When you look at a high-yield investment opportunity you need to look at the business behind the yield. After all, a yield is only as reliable as the business that supports it. If you have honed in on Energy Transfer (ET 1.44%) and its 6.7% distribution yield, you might want to instead consider Enterprise Products Partners (EPD 1.64%) and its slightly lower 6.4% yield. Here's why.
Energy Transfer lets unitholders down
There are two specific examples that should lead income investors to avoid Energy Transfer. The first happened in 2020, when the energy sector was in a deep downturn. That downturn was understandable, given that the coronavirus pandemic was raging and economic activity around the world had come to a virtual halt. So, in some ways, it makes sense that, out of caution, Energy Transfer cut its distribution from $1.22 per unit per quarter to $0.61, a 50% reduction. However, if you were a unitholder expecting to live off of the income your portfolio generated, a cut that large would have left a huge hole in your budget.
The next problem dates back to the 2016 energy industry downturn. That was when Energy Transfer agreed to buy its pipeline peer Williams Companies (WMB 2.86%) but then, because of the broader industry weakness at the time, backed out of the deal. An odd twist was Energy Transfer's decision to sell convertible securities, a large portion of which went to the then-CEO. Energy Transfer warned that completing the merger with Williams would risk a dividend cut, but the convertible securities would have, effectively, protected the CEO from being adversely affected by that cut. In the end, the deal was scuttled and Energy Transfer ended up having to pay nearly $500 million to Williams because of its actions, money that really comes out of unitholders' pockets. It was a complicated affair, but it is pretty clear that when the chips are down in the energy sector, Energy Transfer unitholders have some cause to wonder if they are going to be top of mind.

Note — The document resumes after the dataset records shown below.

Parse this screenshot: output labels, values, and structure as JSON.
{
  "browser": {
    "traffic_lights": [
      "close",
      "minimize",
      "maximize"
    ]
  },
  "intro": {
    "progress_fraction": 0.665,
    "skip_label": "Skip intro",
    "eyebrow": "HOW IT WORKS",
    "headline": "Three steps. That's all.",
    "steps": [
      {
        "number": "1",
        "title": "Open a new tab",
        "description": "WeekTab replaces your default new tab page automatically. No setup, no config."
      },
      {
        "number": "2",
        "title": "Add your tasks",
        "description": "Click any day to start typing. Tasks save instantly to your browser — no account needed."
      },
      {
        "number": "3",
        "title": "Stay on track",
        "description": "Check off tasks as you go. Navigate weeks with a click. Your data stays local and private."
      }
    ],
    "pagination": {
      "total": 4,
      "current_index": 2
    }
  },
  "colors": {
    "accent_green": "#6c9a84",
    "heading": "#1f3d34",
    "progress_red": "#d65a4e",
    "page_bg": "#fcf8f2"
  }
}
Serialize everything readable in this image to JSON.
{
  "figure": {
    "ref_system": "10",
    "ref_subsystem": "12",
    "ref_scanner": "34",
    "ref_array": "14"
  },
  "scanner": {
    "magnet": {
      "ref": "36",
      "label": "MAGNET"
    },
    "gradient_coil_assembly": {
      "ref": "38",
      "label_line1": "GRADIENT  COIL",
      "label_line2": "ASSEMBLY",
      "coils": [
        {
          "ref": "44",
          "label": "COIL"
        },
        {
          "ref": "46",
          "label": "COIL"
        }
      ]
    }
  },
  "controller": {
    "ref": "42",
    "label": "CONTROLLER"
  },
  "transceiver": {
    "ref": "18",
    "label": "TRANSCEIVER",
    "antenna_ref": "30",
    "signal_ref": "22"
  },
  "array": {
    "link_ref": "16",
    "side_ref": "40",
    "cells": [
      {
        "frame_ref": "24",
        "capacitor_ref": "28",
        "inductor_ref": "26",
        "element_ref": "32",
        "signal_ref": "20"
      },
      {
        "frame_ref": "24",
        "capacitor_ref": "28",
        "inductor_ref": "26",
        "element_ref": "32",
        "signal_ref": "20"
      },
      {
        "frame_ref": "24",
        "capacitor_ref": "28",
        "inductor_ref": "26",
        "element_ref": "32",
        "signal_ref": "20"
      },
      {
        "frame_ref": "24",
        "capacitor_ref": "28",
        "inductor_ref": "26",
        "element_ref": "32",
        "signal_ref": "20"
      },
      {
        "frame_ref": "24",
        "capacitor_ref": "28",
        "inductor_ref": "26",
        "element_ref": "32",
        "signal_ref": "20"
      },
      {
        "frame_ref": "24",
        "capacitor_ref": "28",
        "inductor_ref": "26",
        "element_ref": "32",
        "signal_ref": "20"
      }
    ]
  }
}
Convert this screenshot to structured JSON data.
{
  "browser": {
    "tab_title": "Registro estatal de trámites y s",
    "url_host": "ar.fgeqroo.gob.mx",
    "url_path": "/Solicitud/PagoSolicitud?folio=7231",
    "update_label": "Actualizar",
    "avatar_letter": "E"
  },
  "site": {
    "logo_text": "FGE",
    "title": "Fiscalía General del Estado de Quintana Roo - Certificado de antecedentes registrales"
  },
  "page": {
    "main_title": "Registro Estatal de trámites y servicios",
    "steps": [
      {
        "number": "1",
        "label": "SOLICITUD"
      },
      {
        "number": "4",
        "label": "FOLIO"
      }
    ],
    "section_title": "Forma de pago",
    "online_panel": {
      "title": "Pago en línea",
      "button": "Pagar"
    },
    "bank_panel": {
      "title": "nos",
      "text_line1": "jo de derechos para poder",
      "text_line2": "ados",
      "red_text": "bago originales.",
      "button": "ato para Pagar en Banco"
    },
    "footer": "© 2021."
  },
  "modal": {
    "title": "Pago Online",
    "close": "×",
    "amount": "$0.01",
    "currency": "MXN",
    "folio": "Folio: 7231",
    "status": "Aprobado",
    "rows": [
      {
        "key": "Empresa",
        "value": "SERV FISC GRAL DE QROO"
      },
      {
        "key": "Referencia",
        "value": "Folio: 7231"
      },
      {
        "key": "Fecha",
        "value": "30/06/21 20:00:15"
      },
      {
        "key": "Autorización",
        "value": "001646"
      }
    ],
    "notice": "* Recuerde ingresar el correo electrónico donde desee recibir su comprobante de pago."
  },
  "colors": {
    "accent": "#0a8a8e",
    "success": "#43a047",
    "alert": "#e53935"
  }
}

Enterprise Products Partners keeps growing its distribution
Although Enterprise Products Partners' yield is slightly lower than that of Energy Transfer, Enterprise has increased its distribution year in and year out for 26 consecutive years. That includes years like 2020 and 2016 when investors in Energy Transfer either experienced a cut or had to be concerned about the decisions being made by management and the board on that front.
That consistent distribution growth is probably enough to make Enterprise Products Partners a buy over Energy Transfer. But there's more to like about Enterprise. For example, the North American pipeline giant has an investment grade-rated balance sheet. And its distributable cash flow covers its distribution by 1.7 times. There is a lot of room for adversity before a distribution cut would be on the table here.
Also, the lofty distribution coverage was a management choice. It used to be lower, averaging around 1.2 times. However, Enterprise wanted to shift its business model so that it was able to self-fund more of its capital investment projects. This means that it doesn't need to issue units as often, a move that could potentially dilute unitholders, to pay for growth spending. Acquisitions are the most likely time when units might be issued, but the cash flows from acquisitions start right away (unlike ground-up development, where assets have to be built before cash flows are generated). So dilution isn't as big an issue. This shift took a few years, but in the end, it is a unitholder-friendly change that speaks to management's commitment to the actual owners of Enterprise Products Partners.
Go with the midstream giant that has had your back
From a big-picture perspective, there are some material similarities between midstream giants Energy Transfer and Enterprise Products Partners. But when you examine the comparison a little more deeply, some important differences start to show up. Most notably, Enterprise Products Partners has been a much more reliable income investment. If you like to sleep well at night, you'll likely want to go with Enterprise Products Partners over Energy Transfer even though it has a slightly lower yield.